Temporary Provisions

These changes take effect for tax years beginning in 2018, and expire at the end of 2025, unless otherwise noted:

For Individuals

  • Reduced federal income tax rates.
  • More-favorable alternative minimum tax (AMT) rules.
  • Expanded standard deductions.
  • Increased child tax credit (up to $2,000 per qualifying child, with up to $1,400 that can be refundable), and higher income thresholds for the child credit phaseout.
  • Credit of up to $500 for dependents who aren’t qualifying children.
  • Lower income threshold for itemized medical expense deductions (scheduled to expire at the end of 2018).
  • Elimination of the phaseout rule that can reduce some itemized deductions for higher-income individuals.
  • 60% adjusted-gross-income limit for itemized deductions for cash donations to public charities.
  • Tax-free treatment for forgiven student loans due to death or disability.
  • Increased federal gift and estate tax exemptions ($11.18 million or effectively $22.36 million for married couples for 2018).
  • Deduction for up to 20% of qualified business income (QBI) from pass-through entities for noncorporate owners.
  • Elimination of personal and dependent exemption deductions.
  • Limitations on itemized deductions for home mortgage interest.
  • Limitation on itemized deductions for state and local income and property taxes.
  • Elimination of itemized deductions for miscellaneous expenses.
  • Elimination of itemized deductions and tax-free employer reimbursements for moving expenses (except for certain military personnel).
  • Elimination of itemized deductions for personal casualty and theft losses (except for losses incurred in federally declared disasters).
  • Elimination of itemized deductions for hobby expenses.*
  • Revised kiddie tax rate structure.*
  • Stricter deduction rule for nonwagering expenses incurred by professional gamblers (such as for travel and lodging).
  • Limitation on deducting large business losses recognized by individual taxpayers.

For Businesses

  • 100% bonus depreciation for qualified business assets (expires after 2022).*
  • Bonus depreciation with declining percentages for 2023 through 2026.*
  • New tax credit for employer-paid family and medical leave for payments made in tax years beginning in 2018 and 2019.*

* Indicates that this provision is not included in the “Protecting Family and Small Business Tax Cuts Act.”

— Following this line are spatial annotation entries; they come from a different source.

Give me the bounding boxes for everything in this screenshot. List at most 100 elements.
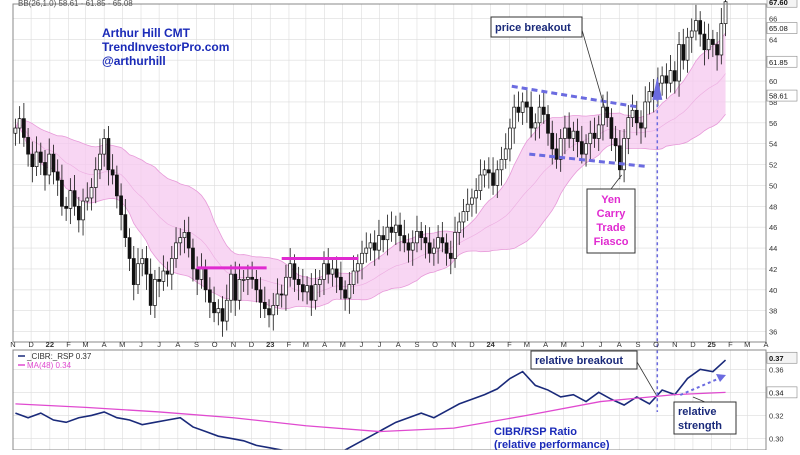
candle-body [393, 224, 398, 233]
candle-body [212, 301, 216, 314]
candle-body [237, 279, 242, 301]
candle-body [415, 231, 419, 244]
price-tick-label: 40 [769, 286, 777, 295]
candle-body [482, 169, 487, 176]
candle-body [525, 101, 529, 108]
candle-body [347, 284, 352, 299]
relative-strength-leader [692, 396, 706, 403]
price-breakout-label: price breakout [495, 22, 571, 34]
candle-body [432, 247, 436, 254]
x-tick-label: M [524, 340, 530, 349]
candle-body [596, 124, 601, 139]
price-tick-label: 42 [769, 265, 777, 274]
candle-body [119, 195, 123, 216]
candle-body [330, 268, 335, 275]
candle-body [195, 268, 200, 280]
price-legend: BB(26,1.0) 58.61 - 61.85 - 65.08 [18, 0, 133, 8]
value-label: 0.34 [769, 388, 784, 397]
value-label-box [766, 55, 798, 68]
candle-body [334, 268, 339, 278]
x-tick-label: D [249, 340, 255, 349]
candle-body [537, 106, 542, 124]
candle-body [448, 252, 453, 259]
annotation-arrows [581, 29, 726, 412]
candle-body [423, 237, 428, 244]
candle-body [17, 118, 22, 129]
candle-body [199, 268, 204, 280]
candle-body [381, 235, 386, 241]
candle-body [647, 91, 652, 103]
x-tick-label: M [303, 340, 309, 349]
candle-body [186, 232, 191, 249]
candle-body [694, 20, 698, 32]
candle-body [313, 284, 318, 301]
x-tick-label: S [194, 340, 199, 349]
candle-body [85, 197, 90, 202]
x-tick-label: 23 [266, 340, 274, 349]
relative-breakout-box [530, 350, 638, 370]
candle-body [26, 137, 30, 155]
candle-body [571, 130, 576, 139]
candle-body [470, 197, 474, 205]
candle-body [72, 190, 77, 207]
relative-strength-label-1: relative [678, 406, 717, 418]
candle-body [681, 44, 686, 61]
candle-body [613, 138, 618, 147]
x-tick-label: J [157, 340, 161, 349]
candle-body [355, 263, 360, 272]
relative-strength-label-2: strength [678, 420, 722, 432]
ratio-line [15, 359, 727, 455]
x-tick-label: A [396, 340, 401, 349]
candle-body [398, 224, 402, 236]
candle-body [491, 172, 495, 186]
candle-body [427, 242, 432, 254]
value-label-box [766, 386, 798, 399]
yen-label-4: Fiasco [594, 236, 629, 248]
price-tick-label: 54 [769, 140, 777, 149]
candle-body [275, 293, 280, 306]
candle-body [626, 117, 631, 139]
ratio-caption-1: CIBR/RSP Ratio [494, 426, 577, 438]
candle-body [516, 106, 521, 113]
candle-body [115, 174, 119, 197]
ratio-panel-lines [15, 359, 727, 455]
candle-body [233, 273, 238, 301]
value-label: 67.60 [769, 0, 788, 7]
x-tick-label: M [561, 340, 567, 349]
price-tick-label: 44 [769, 244, 777, 253]
price-panel-frame [12, 3, 767, 343]
price-breakout-leader [581, 29, 607, 113]
candle-body [715, 44, 719, 56]
relative-breakout-leader [636, 361, 657, 395]
candle-body [689, 30, 694, 38]
candle-body [723, 1, 728, 25]
candle-body [685, 36, 690, 61]
candle-body [419, 231, 424, 238]
x-tick-label: S [414, 340, 419, 349]
candle-body [520, 101, 525, 113]
candle-body [457, 221, 462, 233]
candle-body [461, 211, 466, 223]
candle-body [38, 151, 43, 163]
candle-body [279, 293, 284, 296]
candle-body [584, 143, 588, 155]
candle-body [93, 169, 98, 188]
candle-body [668, 70, 673, 84]
candle-body [81, 200, 85, 221]
price-tick-label: 48 [769, 202, 777, 211]
candle-body [250, 276, 254, 280]
candle-body [351, 270, 356, 285]
x-tick-label: F [287, 340, 292, 349]
candle-body [131, 258, 136, 285]
band-lower [15, 114, 726, 310]
x-tick-label: A [543, 340, 548, 349]
candle-body [575, 130, 580, 142]
candle-body [465, 203, 470, 212]
candlesticks [13, 0, 728, 337]
x-tick-label: 25 [707, 340, 715, 349]
x-tick-label: S [635, 340, 640, 349]
candle-body [410, 242, 415, 251]
candle-body [203, 268, 208, 291]
x-tick-label: M [744, 340, 750, 349]
candle-body [622, 138, 626, 171]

In September, the House Ways and Means Committee introduced the “Protecting Family and Small Business Tax Cuts Act of 2018.” This bill would make the many temporary TCJA provisions permanent. House Republican leaders are expected to have trouble mustering the 216 votes needed to pass the measure. However, even if the measure passes the House, the Senate isn’t expected to take up the legislation before the November elections.

Talk with Your Tax Professional 

These lists contain only the most widely applicable TCJA provisions; some changes are not included in the two lists. Optimized Business Transitions, LLC. is not a CPA or accountant. You should consult your tax professional who can provide details about the temporary and permanent TCJA changes that could affect your specific personal and business situation.